Not only ping could make it work, other commands like curl/wget could also make it work, just need to reach the cluster node from the failing pod, after that, the TCP connection from cluster node to the pod will become correct.

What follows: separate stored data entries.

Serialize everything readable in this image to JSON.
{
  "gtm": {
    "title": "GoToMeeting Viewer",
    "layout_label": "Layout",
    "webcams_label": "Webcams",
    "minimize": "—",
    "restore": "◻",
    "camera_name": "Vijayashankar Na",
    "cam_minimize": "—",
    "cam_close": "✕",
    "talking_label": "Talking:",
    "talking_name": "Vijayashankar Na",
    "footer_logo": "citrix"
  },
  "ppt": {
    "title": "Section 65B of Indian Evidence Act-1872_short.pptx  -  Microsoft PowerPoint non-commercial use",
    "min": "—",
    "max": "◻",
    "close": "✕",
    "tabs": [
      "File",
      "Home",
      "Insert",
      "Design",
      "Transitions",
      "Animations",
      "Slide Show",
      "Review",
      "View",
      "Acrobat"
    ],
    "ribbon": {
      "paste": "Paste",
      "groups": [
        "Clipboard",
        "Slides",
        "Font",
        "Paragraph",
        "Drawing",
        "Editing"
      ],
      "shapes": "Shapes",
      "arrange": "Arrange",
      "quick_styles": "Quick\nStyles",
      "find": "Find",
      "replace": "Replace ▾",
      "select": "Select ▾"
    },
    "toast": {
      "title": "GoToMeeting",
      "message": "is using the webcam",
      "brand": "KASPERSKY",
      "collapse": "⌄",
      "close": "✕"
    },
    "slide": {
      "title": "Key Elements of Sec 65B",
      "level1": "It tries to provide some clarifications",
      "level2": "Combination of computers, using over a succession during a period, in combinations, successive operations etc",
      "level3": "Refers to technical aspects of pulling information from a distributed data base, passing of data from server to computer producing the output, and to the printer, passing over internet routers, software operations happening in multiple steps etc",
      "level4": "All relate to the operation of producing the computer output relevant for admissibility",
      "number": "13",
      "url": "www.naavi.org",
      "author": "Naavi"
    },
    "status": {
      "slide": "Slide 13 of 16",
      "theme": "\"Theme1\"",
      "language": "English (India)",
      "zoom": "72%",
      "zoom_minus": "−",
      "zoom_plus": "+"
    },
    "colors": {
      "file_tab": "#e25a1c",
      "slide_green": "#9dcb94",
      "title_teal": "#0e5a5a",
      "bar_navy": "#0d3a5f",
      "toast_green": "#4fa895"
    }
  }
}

The failing pods change time to time, it could happen to any pod, since there are 100 pods up running on the node, not sure if it triggers certain system limitation, however all others work correctly, we don't see huge CPU utilization, and there still be few GB memory left on the node.
Does anyone know what the issue could be?